Rogaine Pharmacology

Propecia Pharmacy

hair loss baldness information and treatments from Propecia Pharmacy

Pharmacodynamics

When applied topically, Rogaine ( minoxidil ) has been shown to stimulate hair growth in males and females with alopecia androgenetica; however, the exact mechanism of action of Rogaine in the treatment of alopecia androgenetica is not known. The regrowth can be observed after approximately 4 or more months of use and is variable among patients. Upon discontinuation of treatment with Rogaine, new hair growth stops and restoration of pretreatment appearance may occur within 3-4 months.

Topical application of Rogaine showed no systemic effects related to absorption of minoxidil when tested in controlled clinical trials in both normotensive and untreated hypertensive patients.

Minoxidil administered orally for the treatment of hypertension has a direct peripheral vasodilator effect which reduces elevated systolic and diastolic blood pressure by decreasing peripheral vascular resistance. Reduction of peripheral arteriolar resistance and the associated fall in blood pressure induces sympathetic, vagal inhibitory, and renal homeostatic mechanisms, including an increase in renin secretion, which lead to increased heart rate and cardiac output, and salt and water retention. Minoxidil does not interfere with vasomotor reflexes and therefore does not produce orthostatic hypotension. In experimental animals, the drug does not enter the central nervous system ( CNS ) in significant amounts.

Pharmacokinetics

Following topical application, minoxidil is poorly absorbed from normal intact skin, with an average of approximately 1.7% of the total applied dose ultimately reaching the systemic circulation. In contrast, minoxidil is almost completely absorbed from the gastrointestinal tract following oral administration of minoxidil tablets. Following cessation of topical dosing of Rogaine approximately 95% of systemically absorbed minoxidil is eliminated within 4 days. The effects of concomitant dermal diseases on absorption are unknown.
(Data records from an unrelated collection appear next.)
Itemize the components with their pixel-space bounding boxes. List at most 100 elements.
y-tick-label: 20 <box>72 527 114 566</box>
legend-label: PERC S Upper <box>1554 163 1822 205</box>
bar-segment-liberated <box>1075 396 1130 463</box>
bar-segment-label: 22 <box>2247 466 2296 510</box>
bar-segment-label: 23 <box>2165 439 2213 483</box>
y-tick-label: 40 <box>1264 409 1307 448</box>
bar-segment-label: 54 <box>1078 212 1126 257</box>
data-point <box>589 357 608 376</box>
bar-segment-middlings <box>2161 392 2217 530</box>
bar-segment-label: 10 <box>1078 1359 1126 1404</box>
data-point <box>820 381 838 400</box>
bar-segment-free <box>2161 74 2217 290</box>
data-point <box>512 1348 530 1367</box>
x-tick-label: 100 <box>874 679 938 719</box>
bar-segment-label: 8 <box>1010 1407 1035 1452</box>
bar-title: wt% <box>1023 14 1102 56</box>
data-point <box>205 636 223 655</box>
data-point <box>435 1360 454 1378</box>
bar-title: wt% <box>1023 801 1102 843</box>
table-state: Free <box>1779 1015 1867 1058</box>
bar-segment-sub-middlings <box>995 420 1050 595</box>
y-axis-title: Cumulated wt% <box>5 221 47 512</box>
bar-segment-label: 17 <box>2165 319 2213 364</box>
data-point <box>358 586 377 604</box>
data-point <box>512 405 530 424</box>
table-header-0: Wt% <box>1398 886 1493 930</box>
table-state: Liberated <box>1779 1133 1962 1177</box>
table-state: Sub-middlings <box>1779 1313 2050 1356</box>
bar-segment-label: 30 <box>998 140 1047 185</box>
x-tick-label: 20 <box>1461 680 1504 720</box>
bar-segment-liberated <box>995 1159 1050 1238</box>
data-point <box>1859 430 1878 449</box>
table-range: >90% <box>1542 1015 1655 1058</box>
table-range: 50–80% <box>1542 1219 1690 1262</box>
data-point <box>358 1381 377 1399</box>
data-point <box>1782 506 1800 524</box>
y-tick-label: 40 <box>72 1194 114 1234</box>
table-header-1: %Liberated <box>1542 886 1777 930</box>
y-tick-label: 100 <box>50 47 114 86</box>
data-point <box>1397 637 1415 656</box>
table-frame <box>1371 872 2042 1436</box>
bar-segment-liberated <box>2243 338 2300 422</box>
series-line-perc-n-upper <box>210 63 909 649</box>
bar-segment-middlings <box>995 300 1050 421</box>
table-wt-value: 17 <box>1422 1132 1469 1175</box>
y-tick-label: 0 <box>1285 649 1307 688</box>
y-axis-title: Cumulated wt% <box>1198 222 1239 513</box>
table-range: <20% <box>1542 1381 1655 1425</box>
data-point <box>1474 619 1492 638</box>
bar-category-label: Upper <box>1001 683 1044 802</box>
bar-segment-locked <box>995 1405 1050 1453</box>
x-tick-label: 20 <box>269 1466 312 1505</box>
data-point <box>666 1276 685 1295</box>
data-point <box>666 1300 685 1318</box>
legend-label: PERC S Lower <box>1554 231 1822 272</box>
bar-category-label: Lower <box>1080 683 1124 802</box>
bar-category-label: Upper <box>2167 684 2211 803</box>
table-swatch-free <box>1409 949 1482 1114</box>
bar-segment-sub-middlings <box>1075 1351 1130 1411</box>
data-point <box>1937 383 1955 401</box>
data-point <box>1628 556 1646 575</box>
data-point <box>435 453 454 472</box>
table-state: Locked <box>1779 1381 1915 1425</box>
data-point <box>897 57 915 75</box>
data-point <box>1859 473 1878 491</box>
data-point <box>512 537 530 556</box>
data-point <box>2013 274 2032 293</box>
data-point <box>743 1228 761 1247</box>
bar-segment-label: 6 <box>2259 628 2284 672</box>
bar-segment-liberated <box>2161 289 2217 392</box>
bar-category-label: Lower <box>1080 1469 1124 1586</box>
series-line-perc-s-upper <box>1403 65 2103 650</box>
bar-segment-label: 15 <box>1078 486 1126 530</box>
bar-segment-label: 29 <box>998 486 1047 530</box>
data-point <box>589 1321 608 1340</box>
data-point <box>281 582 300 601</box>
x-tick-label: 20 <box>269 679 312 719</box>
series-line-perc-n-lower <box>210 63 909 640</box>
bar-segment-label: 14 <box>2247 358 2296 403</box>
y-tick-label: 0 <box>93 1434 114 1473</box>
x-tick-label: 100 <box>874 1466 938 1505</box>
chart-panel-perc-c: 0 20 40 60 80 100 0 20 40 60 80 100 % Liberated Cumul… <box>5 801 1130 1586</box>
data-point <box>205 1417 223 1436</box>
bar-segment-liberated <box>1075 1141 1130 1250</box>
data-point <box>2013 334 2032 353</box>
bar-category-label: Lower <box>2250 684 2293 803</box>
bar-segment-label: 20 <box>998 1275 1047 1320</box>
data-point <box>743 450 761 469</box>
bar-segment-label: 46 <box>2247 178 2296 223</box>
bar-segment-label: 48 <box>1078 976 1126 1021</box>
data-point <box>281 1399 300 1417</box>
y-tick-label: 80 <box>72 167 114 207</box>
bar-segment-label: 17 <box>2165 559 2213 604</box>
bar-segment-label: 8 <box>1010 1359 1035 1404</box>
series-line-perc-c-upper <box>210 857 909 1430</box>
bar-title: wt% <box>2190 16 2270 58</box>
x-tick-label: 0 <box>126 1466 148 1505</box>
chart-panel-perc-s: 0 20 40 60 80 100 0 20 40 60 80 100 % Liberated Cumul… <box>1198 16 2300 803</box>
The metabolic biotransformation of minoxidil absorbed following topical application has not been fully determined. The active form of the drug appears to be a sulfated metabolite, minoxidil sulfate. Orally administered minoxidil is metabolized predominantly by conjugation with glucuronic acid at the N-oxide position in the pyrimidine ring but also by conversion to more polar products. Minoxidil does not bind to plasma proteins and its renal clearance corresponds to the glomerular filtration rate. Minoxidil does not cross the blood brain barrier. Minoxidil and its metabolites are hemodialyzable, and are excreted principally in the urine.

Clinical Studies

In 2326 adults with early male pattern baldness who applied 1mL of 2% topical solution on the scalp twice daily for 12 months, cosmetically acceptable hair growth was observed in only a small % of individuals. Dense hair growth occurred in only 8% of individuals. Moderate hair growth was observed in a further 30% of subjects.

Two studies in healthy males aged 18-50 years with androgenetic alopecia showed statistically significant differences favoring 5% over 2% topical solution with regard to non-vellus hair counts. Compared to mean baseline counts of 103-106/cm2, at the end of 32 weeks treatment mean increases in non-vellus hair counts were 39/cm2 in subjects who received 5% topical solution ( N=163 ), 30/cm2 in subjects who received 2% topical solution ( N=79 ), and 5/cm2 in subjects who received placebo ( N=79 ). In the other study, compared to mean baseline counts of 144-152 /cm2, at the end of 48 weeks treatment mean increases in non-vellus hair counts were 19/cm2 in subjects who received 5% topical solution ( N=137 ), 13/cm2 in subjects who received 2% topical solution ( N=139 ), and 4/cm2 in subjects who received placebo ( N=70 ).

Two studies in healthy females aged 18 to 50 years with adrogenetic alopecia showed statistically significant differences favoring 5% over placebo, but not over 2% topical solution with regard to non-vellus hair counts. Compared to mean baseline counts of 178-185 /cm2, at the end of 36 weeks treatment mean increases in non-vellus hair counts were 18/cm2 in subjects who received 5% topical solution ( N=64 ), 15/cm2 in subjects who received 2% topical solution ( N=74 ) and 3/cm2 in subjects who received placebo ( N=40 ). In the other study, compared to mean baseline counts of 138-150/cm2, at the end of 48 weeks treatment mean increases in non-vellus hair counts were 25/cm2 in subjects who received 5% topical solution ( N=97 ), 21/cm2 in subjects who received 2% topical solution ( N=106 ), and 9/cm2 in subjects who received placebo ( N=50 ).

Examination of efficacy data based on hair weight measurements demonstrated an overall clinical benefit of 5% topical solution and 2% topical solution in stimulating hair growth. Additionally, this study strongly demonstrated the stabilization of hair loss over the 2 year treatment period.